Some Eclipse Foundation services are deprecated, or will be soon. Please ensure you've read this important communication.

Bug 328358

Summary: [DOM] The DOM bindings could be resolved lazily
Product: [Eclipse Project] JDT Reporter: Satyam Kandula <satyam.kandula>
Component: CoreAssignee: JDT-Core-Inbox <jdt-core-inbox>
Status: RESOLVED WONTFIX QA Contact:
Severity: normal    
Priority: P3 CC: amj87.iitr, daniel_megert, eclipse, markus.kell.r, Olivier_Thomann, srikanth_sankaran
Version: 3.6   
Target Milestone: ---   
Hardware: PC   
OS: Windows XP   
Whiteboard:
Bug Depends on:    
Bug Blocks: 301894    
Attachments:
Description Flags
A patch
none
Another patch
none
Another patch
none
Proposed patch
none
Proposed fix
none
Revised patch
none
Revised patch none

Description Satyam Kandula CLA 2010-10-21 10:32:05 EDT
Whenever a DOM/AST client requests ASTs with bindings, JDT/Core resolves all the bindings and keep them in memory. This occupy lots of memory. Hence, it should be lazily resolved. 

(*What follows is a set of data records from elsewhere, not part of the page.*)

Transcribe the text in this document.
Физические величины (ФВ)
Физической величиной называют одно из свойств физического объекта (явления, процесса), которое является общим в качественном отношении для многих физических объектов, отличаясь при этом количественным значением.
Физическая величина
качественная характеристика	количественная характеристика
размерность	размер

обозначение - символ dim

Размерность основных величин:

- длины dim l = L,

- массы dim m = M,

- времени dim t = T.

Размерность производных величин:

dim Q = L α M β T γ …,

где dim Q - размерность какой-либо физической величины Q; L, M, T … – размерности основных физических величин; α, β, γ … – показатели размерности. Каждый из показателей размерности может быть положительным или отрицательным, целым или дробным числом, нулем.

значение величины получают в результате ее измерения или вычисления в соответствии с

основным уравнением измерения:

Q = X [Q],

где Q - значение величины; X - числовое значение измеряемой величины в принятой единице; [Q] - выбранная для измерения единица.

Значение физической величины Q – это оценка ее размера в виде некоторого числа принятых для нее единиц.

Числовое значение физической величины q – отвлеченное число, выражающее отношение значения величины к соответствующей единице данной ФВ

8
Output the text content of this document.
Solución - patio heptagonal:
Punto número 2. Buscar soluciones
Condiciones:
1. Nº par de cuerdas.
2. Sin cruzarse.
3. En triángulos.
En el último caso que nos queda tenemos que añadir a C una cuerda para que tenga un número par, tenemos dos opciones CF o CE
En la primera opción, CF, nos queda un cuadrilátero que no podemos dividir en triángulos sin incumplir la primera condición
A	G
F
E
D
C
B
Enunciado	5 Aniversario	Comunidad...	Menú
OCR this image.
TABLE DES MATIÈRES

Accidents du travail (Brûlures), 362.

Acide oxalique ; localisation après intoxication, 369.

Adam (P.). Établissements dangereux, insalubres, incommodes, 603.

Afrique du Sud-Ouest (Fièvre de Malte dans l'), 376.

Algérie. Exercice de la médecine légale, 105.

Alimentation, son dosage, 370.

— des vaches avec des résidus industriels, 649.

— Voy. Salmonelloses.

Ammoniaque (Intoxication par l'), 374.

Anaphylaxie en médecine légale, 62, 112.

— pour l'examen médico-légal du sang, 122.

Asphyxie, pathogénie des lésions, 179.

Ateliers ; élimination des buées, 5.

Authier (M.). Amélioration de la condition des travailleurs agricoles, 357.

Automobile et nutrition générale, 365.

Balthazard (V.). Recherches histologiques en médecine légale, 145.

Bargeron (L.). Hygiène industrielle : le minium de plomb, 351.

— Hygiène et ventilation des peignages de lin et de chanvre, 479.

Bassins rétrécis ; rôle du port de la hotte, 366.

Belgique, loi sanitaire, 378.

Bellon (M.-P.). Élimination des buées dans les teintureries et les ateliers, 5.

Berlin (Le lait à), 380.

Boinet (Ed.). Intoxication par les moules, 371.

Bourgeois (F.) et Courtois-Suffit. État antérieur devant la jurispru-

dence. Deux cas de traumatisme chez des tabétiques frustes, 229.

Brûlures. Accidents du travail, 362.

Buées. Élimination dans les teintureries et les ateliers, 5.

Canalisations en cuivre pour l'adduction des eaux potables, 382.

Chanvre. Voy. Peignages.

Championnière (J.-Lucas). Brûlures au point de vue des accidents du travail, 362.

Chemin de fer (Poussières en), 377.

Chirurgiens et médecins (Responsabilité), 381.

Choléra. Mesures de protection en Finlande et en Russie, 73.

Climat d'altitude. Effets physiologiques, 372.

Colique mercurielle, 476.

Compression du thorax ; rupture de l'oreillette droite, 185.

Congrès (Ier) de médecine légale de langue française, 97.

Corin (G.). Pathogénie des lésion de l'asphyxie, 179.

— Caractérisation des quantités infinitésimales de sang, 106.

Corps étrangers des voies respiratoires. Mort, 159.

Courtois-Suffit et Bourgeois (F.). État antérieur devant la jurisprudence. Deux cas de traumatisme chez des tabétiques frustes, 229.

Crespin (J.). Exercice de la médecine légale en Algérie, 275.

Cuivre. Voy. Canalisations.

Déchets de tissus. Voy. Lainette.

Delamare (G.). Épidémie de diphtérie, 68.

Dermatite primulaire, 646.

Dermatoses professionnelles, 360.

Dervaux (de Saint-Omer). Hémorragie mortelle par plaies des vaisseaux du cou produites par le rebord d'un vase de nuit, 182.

This is actually a part of bug 301894.
Comment 1 Satyam Kandula CLA 2010-10-21 10:55:26 EDT
Created attachment 181403 [details]
A patch

I plan to release a fix for 3.7M3. This is not the exact patch I will like to release. 

These are some TODO's that I will put in the patch
1. One test still fails (actually it passes but I see some exception in the console). I will fix this. 
2. SourceTypeBinding#isTypeSame() needs to be implemented completely.
3. This code gets into action based on a flag. As of now, I plan to turn this flag on only if IGNORE_METHOD_BODIES is used. As I know APT is the main client which uses this flag. I am sure that bindings will fail for method bodies. However, surprisingly even JDT/Core tests doesn't catch them. 
4. Add some tests -- I will not be able to be comprehensive but will add some. 

What are your comments?
Comment 2 Olivier Thomann CLA 2010-10-21 11:27:21 EDT
This should target M4. This area is really sensitive and making such a big change a week before M3 is too late.
Comment 3 Satyam Kandula CLA 2010-10-21 11:30:55 EDT
(In reply to comment #2)
> This should target M4. This area is really sensitive and making such a big
> change a week before M3 is too late.
I am fine with this. At the same time, I was wondering if we can put this under some JVM System variable, so that some APT clients can try out. What do you think?
Comment 4 Satyam Kandula CLA 2010-10-30 13:03:14 EDT
Created attachment 182103 [details]
Another patch

A better patch and yes there are still some more things left. Added a test in ASTConverterBindingsTest() to compare the bindings between the lazy resolution and the normal mode. They are still some failures but it is better.
Comment 5 Olivier Thomann CLA 2010-11-09 11:54:27 EST
(In reply to comment #3)
> I am fine with this. At the same time, I was wondering if we can put this under
> some JVM System variable, so that some APT clients can try out. What do you
> think?
As a temporary option, yes this is doable if this helps to get this fixed.
Comment 6 Satyam Kandula CLA 2010-11-15 11:30:31 EST
Created attachment 183137 [details]
Another patch

Improved patch - The newly added test still fails for some types. Other JDT/Core and JDT/UI tests run good. Some more cleanup pending..
Comment 7 Olivier Thomann CLA 2010-11-16 11:39:32 EST
(In reply to comment #6)
> Improved patch - The newly added test still fails for some types. Other
> JDT/Core and JDT/UI tests run good. Some more cleanup pending..
I don't see why org.eclipse.jdt.core.dom.AnnotationBinding is now public.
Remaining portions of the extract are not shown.